Change Data Capture (CDC) vs. Business Event Pipelines

As more and more of software is shifting to rely on large amounts of data, and relying less and less solely on the request-response cycle, opting instead for event-driven architectures, choosing the right way to track changes and user actions in your system, and presenting users with the data and analytics they want, becomes more relevant.

Both CDC and business event pipelines can be built with service-oriented architectures in mind. They can both use a pub-sub model, allowing for a variety of consumers of the data they produce, but actions taken by users will produce data in different formats, depending on which you choose.

This is not a deep dive into how to implement either (I plan to write more in-depth about both in the future!), but rather a high-level look at what the two are and the differences between them to help you understand why a system might implement both, or to help you choose what is more relevant for your needs.

CDC captures changes made in a database, at the row level, and replicates them to another location, often another database or data store. This can either mean that each change is itself tracked so that the trail of how the data in one row got to be in the state that it is in is available, or it can just mean that a separate data store needs to be up to date with the primary one, so changes are replicated there, but any intermediate states are not tracked.

CDC pipelines can be useful for data replication, such as to a data warehouse, or for ETL (Extract, Transform, Load) jobs.

Because CDC events represent changes to rows in the database, they are typically generated by the database itself. The two most common ways are:

  • Read from the write-ahead log (WAL). This allows for changes to be captured asynchronously, while still providing low-latency.
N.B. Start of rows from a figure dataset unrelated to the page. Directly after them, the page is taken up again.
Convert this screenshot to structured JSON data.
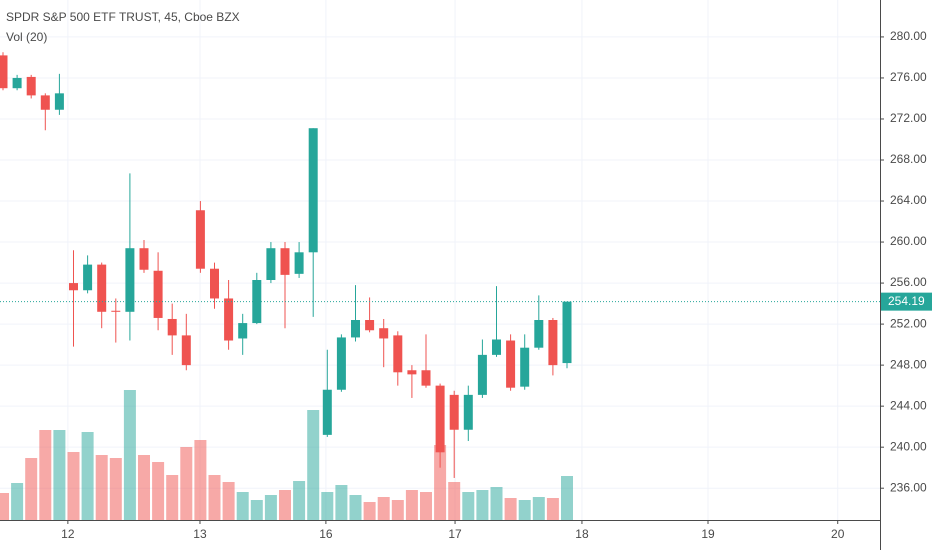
{
  "chart_data": {
    "type": "candlestick",
    "title": "SPDR S&P 500 ETF TRUST, 45, Cboe BZX",
    "subtitle": "Vol (20)",
    "up_color": "#26a69a",
    "down_color": "#ef5350",
    "open": [
      278.2,
      275.0,
      276.1,
      274.3,
      272.9,
      256.0,
      255.3,
      257.8,
      253.3,
      253.2,
      259.4,
      257.2,
      252.5,
      250.9,
      263.1,
      257.4,
      254.5,
      250.6,
      252.1,
      256.3,
      259.4,
      256.9,
      259.0,
      241.2,
      245.6,
      250.7,
      252.4,
      251.6,
      250.9,
      247.5,
      247.5,
      246.0,
      245.1,
      241.7,
      245.1,
      249.0,
      250.4,
      245.9,
      249.7,
      252.4,
      248.2
    ],
    "high": [
      278.5,
      276.3,
      276.3,
      274.5,
      276.4,
      259.2,
      258.7,
      258.0,
      254.5,
      266.7,
      260.2,
      259.0,
      254.0,
      253.0,
      264.0,
      258.0,
      256.3,
      253.0,
      257.0,
      260.0,
      260.0,
      260.0,
      271.1,
      249.5,
      251.0,
      255.8,
      254.6,
      252.5,
      251.3,
      248.0,
      251.0,
      246.2,
      245.5,
      246.0,
      250.5,
      255.7,
      251.0,
      251.0,
      254.8,
      252.6,
      254.19
    ],
    "low": [
      274.8,
      274.8,
      274.0,
      270.9,
      272.4,
      249.8,
      255.0,
      251.6,
      250.2,
      250.4,
      257.0,
      251.4,
      249.0,
      247.5,
      257.0,
      253.5,
      249.5,
      249.0,
      252.0,
      256.0,
      251.6,
      256.5,
      252.7,
      241.0,
      245.4,
      250.3,
      251.2,
      247.8,
      246.0,
      244.8,
      245.8,
      238.0,
      237.0,
      240.6,
      244.8,
      248.8,
      245.5,
      245.6,
      249.5,
      247.0,
      247.7
    ],
    "close": [
      275.0,
      276.0,
      274.3,
      272.9,
      274.5,
      255.3,
      257.8,
      253.2,
      253.2,
      259.4,
      257.3,
      252.6,
      250.9,
      248.0,
      257.4,
      254.5,
      250.4,
      252.1,
      256.3,
      259.4,
      256.8,
      259.0,
      271.1,
      245.6,
      250.7,
      252.4,
      251.4,
      250.6,
      247.3,
      247.1,
      246.0,
      239.5,
      241.7,
      245.1,
      249.0,
      250.5,
      245.8,
      249.7,
      252.4,
      248.0,
      254.19
    ],
    "volume": [
      27,
      37,
      62,
      90,
      90,
      68,
      88,
      65,
      62,
      130,
      65,
      58,
      45,
      73,
      80,
      45,
      38,
      28,
      20,
      25,
      30,
      39,
      110,
      28,
      35,
      25,
      18,
      23,
      20,
      30,
      28,
      75,
      38,
      28,
      30,
      33,
      22,
      20,
      23,
      22,
      44
    ],
    "last_price": {
      "value": 254.19,
      "label": "254.19"
    },
    "ylim": [
      232.9,
      283.6
    ],
    "yticks": [
      {
        "value": 236,
        "label": "236.00"
      },
      {
        "value": 240,
        "label": "240.00"
      },
      {
        "value": 244,
        "label": "244.00"
      },
      {
        "value": 248,
        "label": "248.00"
      },
      {
        "value": 252,
        "label": "252.00"
      },
      {
        "value": 256,
        "label": "256.00"
      },
      {
        "value": 260,
        "label": "260.00"
      },
      {
        "value": 264,
        "label": "264.00"
      },
      {
        "value": 268,
        "label": "268.00"
      },
      {
        "value": 272,
        "label": "272.00"
      },
      {
        "value": 276,
        "label": "276.00"
      },
      {
        "value": 280,
        "label": "280.00"
      }
    ],
    "xticks": [
      {
        "value": 4.6,
        "label": "12"
      },
      {
        "value": 13.97,
        "label": "13"
      },
      {
        "value": 22.9,
        "label": "16"
      },
      {
        "value": 32.06,
        "label": "17"
      },
      {
        "value": 41.06,
        "label": "18"
      },
      {
        "value": 50,
        "label": "19"
      },
      {
        "value": 59.2,
        "label": "20"
      }
    ],
    "grid": true
  }
}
  • Use database triggers to write changes to a specific table in the database built for storing these changes. This also provides a very low-latency solution, but happens synchronously, which may lead to some performance issues.

A business event represents a piece of logic that occurs within a system - we’ll dig in with an example shortly, but the changes that are produced by the occurrence of a business event are often not represented by a single row in the database, meaning that changes captured by a CDC pipeline cannot necessarily be cross-purposed to be used as a business event pipeline.

Business event pipelines are good for auditing user behavior, or to trigger other actions within a system based on user behavior. They may also be able to aggregate user actions that touch a variety of systems or services in a way that CDC pipelines cannot (unless the services share a database).

Business events will need to be produced at the application level, since the application stores business logic. As we’ll see in our example below, the database itself cannot know which user event caused any given change, so it cannot be responsible for tracking business events.

Let’s take a bank transaction as an example - a user transferring $100 from one account to another.

If we were using CDC, we might see:

  • Account A’s balance decreased by $100
  • Account B’s balance increased by $100
  • A Transfer record being created with a FK to each account A and B, and a value of $100

If we were tracking business events, we might see something like:

  • “User Z transferred $100 from Account A to Account B”

This demonstrates that in order to determine if a business event has occurred, we would need to identify multiple updated or inserted rows in the database, but also that a single change to a row in the database could indicate any number of business events, and without some additional logic, we wouldn’t necessarily be able to tell which it was. Was that increase of an account balance due to a deposit, interest being earned, or a transfer?